Ronski, I was just trying to make the point that FTTC is exactly like FTTB in that they are both partial fibre. Wasn’t commenting on VM, other than to respond (agreeably I thought) to your own comments
Of course, FTTC is crap compared with FTTB, and customers should be made aware of that fact. But if FTTB can call itself fibre, even though it stops short of customer premises, how we justify saying that FTTC isn’t fibre, just because it stops short of customer premises? I’m all in favour of communicating the facts as to how great FTTB is, and crap FTTC is, but simply denying that it is fibre is a copout, because it is, just as FTTB is too.

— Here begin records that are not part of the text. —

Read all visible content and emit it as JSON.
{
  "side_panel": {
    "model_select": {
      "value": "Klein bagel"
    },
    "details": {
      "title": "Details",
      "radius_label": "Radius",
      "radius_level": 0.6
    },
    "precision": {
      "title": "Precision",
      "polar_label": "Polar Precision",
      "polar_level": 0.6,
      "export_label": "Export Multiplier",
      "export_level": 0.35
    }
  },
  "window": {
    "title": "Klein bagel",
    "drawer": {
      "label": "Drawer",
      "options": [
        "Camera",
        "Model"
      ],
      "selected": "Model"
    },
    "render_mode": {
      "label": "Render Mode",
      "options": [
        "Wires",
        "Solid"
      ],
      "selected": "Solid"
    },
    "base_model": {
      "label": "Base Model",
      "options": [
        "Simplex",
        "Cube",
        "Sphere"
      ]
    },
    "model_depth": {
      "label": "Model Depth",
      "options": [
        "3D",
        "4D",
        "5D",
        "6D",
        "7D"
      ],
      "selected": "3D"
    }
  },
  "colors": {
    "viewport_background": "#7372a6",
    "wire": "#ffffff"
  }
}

My own preference would simply be to tell it like it is. Make sure FTTC products describe themselves as are only FTTC, allowing customers to easily recognise its inferiority. Personally I’d have no problems if ASA insisted on the words ‘crap fibre’ being included in adverts, but they can’t insist that the word ‘fibre’ is removed, unless same treatment is applied to FTTB.
For that matter, they should also make sure that FTTB products emphasise they are ‘only’ FTTB, allowing customers to research the possibility that a competing true FTTP service might be even better. Not sure where VM fits into that argument, but it must fit somewhere.

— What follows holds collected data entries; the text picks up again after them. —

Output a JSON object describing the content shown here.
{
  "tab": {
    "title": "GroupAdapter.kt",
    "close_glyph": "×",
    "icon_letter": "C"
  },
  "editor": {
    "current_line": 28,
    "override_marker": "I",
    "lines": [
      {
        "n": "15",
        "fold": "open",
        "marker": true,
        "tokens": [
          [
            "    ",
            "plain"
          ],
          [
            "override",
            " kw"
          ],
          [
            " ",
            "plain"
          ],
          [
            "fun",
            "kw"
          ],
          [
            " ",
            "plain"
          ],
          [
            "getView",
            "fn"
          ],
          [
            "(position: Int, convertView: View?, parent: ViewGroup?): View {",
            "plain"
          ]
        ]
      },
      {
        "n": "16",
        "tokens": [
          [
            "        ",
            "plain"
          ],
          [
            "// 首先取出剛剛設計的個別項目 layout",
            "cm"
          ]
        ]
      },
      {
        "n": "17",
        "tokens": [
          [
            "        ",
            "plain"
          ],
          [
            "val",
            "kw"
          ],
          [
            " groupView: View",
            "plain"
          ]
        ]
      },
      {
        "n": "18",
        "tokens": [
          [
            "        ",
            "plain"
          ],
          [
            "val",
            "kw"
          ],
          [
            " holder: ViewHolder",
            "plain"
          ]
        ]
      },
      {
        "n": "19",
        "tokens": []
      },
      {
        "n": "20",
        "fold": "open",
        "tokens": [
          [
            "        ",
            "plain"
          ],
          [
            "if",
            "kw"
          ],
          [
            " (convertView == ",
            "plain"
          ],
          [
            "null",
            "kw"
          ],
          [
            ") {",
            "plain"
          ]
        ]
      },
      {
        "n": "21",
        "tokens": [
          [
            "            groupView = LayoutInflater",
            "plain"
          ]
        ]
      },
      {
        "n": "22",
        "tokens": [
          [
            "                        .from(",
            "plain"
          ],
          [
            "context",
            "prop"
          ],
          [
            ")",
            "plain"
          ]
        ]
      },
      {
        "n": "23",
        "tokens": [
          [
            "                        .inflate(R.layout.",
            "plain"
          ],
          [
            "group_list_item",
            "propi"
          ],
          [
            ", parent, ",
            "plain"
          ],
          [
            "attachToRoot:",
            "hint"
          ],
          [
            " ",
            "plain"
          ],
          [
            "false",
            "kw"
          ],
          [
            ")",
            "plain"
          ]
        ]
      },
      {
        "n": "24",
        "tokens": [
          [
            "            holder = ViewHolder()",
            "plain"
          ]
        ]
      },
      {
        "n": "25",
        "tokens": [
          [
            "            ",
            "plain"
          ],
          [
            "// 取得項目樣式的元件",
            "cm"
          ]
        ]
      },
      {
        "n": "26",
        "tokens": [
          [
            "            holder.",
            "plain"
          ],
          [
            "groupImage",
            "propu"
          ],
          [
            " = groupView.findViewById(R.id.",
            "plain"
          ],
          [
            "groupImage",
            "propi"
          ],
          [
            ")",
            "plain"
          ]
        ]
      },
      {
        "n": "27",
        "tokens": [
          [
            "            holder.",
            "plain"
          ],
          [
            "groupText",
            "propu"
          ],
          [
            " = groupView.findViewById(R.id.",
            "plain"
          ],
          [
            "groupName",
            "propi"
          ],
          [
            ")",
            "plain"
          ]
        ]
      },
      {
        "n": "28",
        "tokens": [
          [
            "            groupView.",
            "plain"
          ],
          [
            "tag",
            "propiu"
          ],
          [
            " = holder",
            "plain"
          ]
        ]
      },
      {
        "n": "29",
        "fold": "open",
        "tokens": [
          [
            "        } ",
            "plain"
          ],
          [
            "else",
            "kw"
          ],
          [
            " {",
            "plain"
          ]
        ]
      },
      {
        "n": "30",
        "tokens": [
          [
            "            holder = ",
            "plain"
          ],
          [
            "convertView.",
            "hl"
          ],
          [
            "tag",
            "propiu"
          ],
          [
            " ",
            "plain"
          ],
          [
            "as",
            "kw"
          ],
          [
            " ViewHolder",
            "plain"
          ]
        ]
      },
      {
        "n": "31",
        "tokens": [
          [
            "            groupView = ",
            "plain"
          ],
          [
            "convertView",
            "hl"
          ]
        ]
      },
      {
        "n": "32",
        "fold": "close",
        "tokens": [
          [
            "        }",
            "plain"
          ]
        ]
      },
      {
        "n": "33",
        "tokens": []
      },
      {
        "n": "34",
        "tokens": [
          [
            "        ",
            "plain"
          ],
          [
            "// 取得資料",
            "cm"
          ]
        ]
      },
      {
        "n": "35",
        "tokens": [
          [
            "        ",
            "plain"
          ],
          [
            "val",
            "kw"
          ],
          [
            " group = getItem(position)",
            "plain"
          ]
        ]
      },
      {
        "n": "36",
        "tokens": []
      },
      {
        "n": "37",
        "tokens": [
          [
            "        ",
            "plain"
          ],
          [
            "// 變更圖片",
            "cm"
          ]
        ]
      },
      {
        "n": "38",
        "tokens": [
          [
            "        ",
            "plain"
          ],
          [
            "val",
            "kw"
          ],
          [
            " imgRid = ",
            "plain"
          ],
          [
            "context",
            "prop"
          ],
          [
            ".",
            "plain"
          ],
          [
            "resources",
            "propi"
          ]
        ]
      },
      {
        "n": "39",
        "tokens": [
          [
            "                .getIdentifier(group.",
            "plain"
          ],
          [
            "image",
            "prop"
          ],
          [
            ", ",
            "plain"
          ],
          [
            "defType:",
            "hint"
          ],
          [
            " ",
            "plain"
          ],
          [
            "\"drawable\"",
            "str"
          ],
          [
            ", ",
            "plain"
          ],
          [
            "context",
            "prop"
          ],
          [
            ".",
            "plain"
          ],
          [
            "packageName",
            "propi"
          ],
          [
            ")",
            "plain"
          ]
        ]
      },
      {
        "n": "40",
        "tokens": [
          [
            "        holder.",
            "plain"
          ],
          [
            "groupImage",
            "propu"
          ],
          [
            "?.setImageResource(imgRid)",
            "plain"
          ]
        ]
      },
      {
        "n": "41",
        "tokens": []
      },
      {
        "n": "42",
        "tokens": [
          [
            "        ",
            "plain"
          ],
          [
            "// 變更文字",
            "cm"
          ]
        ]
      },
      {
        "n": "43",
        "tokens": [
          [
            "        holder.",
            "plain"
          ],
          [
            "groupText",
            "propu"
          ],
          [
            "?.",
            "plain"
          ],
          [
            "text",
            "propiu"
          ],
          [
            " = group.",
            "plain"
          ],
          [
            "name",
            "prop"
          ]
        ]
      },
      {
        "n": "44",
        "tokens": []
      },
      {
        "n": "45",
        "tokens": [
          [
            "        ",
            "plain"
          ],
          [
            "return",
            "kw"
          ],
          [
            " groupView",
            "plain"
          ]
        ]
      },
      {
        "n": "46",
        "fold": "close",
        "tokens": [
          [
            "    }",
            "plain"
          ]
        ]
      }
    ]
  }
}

I don’t agree that ADSL could be called fibre, that would be daft. Leaving VM aside we are referring to the service we purchase from BT, which extends from our home to the telephone exchange. What happens in the core network, or even the international network, is entirely irrelevant to the definition of the service we are discussing. If the core network contains bits of ultra high speed ethernet, would we forbid FTTP from calling itself full fibre? Of course we wouldn’t.